Put the shrimp in a large pie pan or plate and pat them dry with a paper towel. Arrange the shrimp so they lay flat and are evenly spaced.

Heat a large skillet over medium heat. Season the shrimp with salt and pepper. Add the butter to the skillet. When the foaming subsides raise the heat to high and invert plate of shrimp over the pan so the shrimp fall into the pan all at once. Cook the shrimp, without moving them, for 1 minute. Add the garlic and cook for 1 minute. Turn the shrimp over and cook for 2 minutes more. Transfer the shrimp to a bowl.

Return the skillet to the heat and pour in the vermouth and lemon juice. Boil the liquid until slightly thickened, about 30 seconds. Scrape up any browned bits from the bottom of the pan with a wooden spoon. Stir the zest and parsley into the sauce. Pour sauce over the shrimp, season with salt and pepper to taste and toss to combine.

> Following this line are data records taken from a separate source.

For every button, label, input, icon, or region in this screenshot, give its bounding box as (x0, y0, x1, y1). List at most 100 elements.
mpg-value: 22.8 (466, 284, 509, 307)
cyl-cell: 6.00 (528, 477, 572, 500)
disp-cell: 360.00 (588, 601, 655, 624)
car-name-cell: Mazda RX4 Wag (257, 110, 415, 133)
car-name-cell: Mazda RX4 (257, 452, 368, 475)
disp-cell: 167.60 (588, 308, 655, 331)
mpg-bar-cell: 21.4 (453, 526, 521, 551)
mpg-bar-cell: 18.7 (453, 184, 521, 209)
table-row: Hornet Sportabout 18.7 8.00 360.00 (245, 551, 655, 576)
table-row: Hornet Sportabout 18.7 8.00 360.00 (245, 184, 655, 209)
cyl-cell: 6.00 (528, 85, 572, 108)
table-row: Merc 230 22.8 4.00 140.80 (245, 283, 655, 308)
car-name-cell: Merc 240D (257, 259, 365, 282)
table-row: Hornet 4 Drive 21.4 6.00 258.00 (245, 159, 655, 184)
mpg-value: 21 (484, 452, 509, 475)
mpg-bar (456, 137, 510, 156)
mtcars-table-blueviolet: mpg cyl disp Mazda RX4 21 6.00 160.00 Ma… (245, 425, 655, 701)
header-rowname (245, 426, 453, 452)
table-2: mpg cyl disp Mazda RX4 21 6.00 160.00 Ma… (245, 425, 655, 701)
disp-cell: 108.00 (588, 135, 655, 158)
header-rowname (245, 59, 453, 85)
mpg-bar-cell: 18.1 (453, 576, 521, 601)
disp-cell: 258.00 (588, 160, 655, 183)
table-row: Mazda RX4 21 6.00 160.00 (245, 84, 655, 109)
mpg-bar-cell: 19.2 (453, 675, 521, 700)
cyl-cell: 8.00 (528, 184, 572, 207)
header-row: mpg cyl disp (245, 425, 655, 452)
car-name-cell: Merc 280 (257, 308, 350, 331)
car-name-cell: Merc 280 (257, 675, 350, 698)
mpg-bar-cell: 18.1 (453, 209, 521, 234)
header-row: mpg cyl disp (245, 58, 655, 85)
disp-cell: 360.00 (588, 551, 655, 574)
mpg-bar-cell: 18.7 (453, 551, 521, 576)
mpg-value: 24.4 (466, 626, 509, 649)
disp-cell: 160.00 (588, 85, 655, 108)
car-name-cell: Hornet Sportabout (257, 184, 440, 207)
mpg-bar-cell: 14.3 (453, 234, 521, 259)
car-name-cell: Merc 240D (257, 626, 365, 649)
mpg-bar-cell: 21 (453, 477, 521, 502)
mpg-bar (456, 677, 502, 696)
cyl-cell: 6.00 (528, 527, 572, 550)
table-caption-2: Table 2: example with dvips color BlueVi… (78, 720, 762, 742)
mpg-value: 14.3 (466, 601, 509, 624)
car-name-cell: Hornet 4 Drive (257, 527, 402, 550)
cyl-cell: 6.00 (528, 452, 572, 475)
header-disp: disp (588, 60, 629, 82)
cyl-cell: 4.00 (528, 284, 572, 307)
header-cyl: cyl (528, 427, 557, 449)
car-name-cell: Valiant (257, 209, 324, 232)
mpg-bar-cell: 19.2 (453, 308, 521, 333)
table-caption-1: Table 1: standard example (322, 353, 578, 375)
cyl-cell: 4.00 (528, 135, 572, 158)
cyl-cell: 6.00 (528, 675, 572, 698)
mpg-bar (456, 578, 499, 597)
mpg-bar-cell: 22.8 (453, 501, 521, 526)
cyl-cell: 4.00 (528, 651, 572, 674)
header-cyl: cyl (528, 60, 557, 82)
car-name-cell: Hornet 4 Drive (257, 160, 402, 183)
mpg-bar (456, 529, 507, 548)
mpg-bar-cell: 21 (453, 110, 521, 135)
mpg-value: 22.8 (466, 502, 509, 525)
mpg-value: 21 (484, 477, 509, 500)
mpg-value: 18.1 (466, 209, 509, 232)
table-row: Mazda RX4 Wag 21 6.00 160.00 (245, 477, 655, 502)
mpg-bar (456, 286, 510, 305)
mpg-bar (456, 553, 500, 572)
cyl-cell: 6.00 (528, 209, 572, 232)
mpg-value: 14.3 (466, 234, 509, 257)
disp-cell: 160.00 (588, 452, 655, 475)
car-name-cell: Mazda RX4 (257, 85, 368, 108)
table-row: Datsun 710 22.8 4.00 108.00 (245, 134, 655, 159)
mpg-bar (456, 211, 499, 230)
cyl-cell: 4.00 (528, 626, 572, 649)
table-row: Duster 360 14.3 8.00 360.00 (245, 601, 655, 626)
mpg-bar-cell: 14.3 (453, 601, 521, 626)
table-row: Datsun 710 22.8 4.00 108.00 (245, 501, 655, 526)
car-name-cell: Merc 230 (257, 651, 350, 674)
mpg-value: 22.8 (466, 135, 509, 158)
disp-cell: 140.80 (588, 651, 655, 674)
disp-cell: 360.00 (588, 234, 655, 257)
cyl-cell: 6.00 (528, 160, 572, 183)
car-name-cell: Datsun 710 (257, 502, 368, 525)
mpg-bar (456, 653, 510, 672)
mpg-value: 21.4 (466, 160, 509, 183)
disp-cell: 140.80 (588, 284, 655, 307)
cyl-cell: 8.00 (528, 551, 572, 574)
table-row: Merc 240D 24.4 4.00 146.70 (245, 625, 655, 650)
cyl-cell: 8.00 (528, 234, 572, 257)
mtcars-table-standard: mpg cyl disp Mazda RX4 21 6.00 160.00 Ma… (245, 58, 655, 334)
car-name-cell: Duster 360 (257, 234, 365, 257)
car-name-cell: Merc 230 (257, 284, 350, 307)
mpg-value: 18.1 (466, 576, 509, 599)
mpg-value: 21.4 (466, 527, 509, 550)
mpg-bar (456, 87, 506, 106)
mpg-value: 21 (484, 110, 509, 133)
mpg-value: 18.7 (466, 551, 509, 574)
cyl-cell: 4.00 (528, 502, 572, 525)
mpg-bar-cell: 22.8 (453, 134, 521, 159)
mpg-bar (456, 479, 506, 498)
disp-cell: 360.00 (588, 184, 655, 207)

Divide shrimp among 4 plates or arrange on a platter and serve.

23 comments:

Katherine Aucoin said...

Is it wrong to want shrimp scampi for breakfast? This looks incredible Debbie!

Cassie said...

I'm always looking for a good recipe for shrimp scampi. What a yummy spring supper!

Pearl said...

the only shrimp scampi that i've had was shrimp by itself - no pasta. hmm! but this sounds like a good one-dish type of meal :)

Cheryl said...

Yummy! I have some Vermouth and I always wonded whaaI could use it in other than a Martini!

Pam said...

I love, love, love shrimp scampi. I may have to make this soon.

noble pig said...

I love scampi and will eat it whenever I can. Sounds like a winner recipe.

teresa said...

Oooh how yummy! I love shrimp!

Barbara Bakes said...

I don't like the cold either. Your scampi looks yummy!

Katy ~ said...

Bring on the scampi right here!

Coleen's Recipes said...

That first photo looks delicous!!

Jenn said...

The last time I had shrimp scampi the shrimp were little tiny looking nubs and that was disappointing. (Thanks Olive Garden!!) Now looking at yours, I wish I had a plate your version than theirs!

5 Star Foodie said...

Shrimp scampi sounds delicious!

Heather said...

i love shrimp! this sounds delicious!

Ingrid said...

I'm not so fond of the heat myself. I like the weather we're having here mild and in the low 80's.

Thanks for passing along the scampi recipe. I think I have some of that vermouth and will give it a try. Thanks for the heads up about the sauce.
~ingrid

Emily said...

Mmm shrimp scampi. That's exactly what I'm craving! Something garlicky.

Sara said...

You can't go wrong with shrimp scampi. I have a bottle of vermouth that's been languishing in the fridge, so I definitely need to make this!

The Blonde Duck said...

My sister would love that!

Pamela said...

Love shrimp, anytime and any where and in any way! Nice!

Natashya said...

I love shrimp scampi and angel hair pasta. I would eat it cold right out of the fridge.

Donna-FFW said...

Shrimp Scampi sounds perfect Debbie. It looks terrific. I love Ina Gartens version, have never tried with vermouth, I must do so next time.

Cate O'Malley said...

Love Shrimp Scampi - so easy yet so decadent - yours looks great!

Judy said...

Love shrimp scampi. I like to add spinach to it.

StephenC said...

Whenever I encounter a new blogger (yours today via another I follow) I immediately go to the shrimp recipes. I read 3 of yours. Only the third one has an appropriate amount of fat in it - 2 Tbs, versus 1/2 oil and an entire stick of butter in another. So I'll tag along for a bit and see what comes up.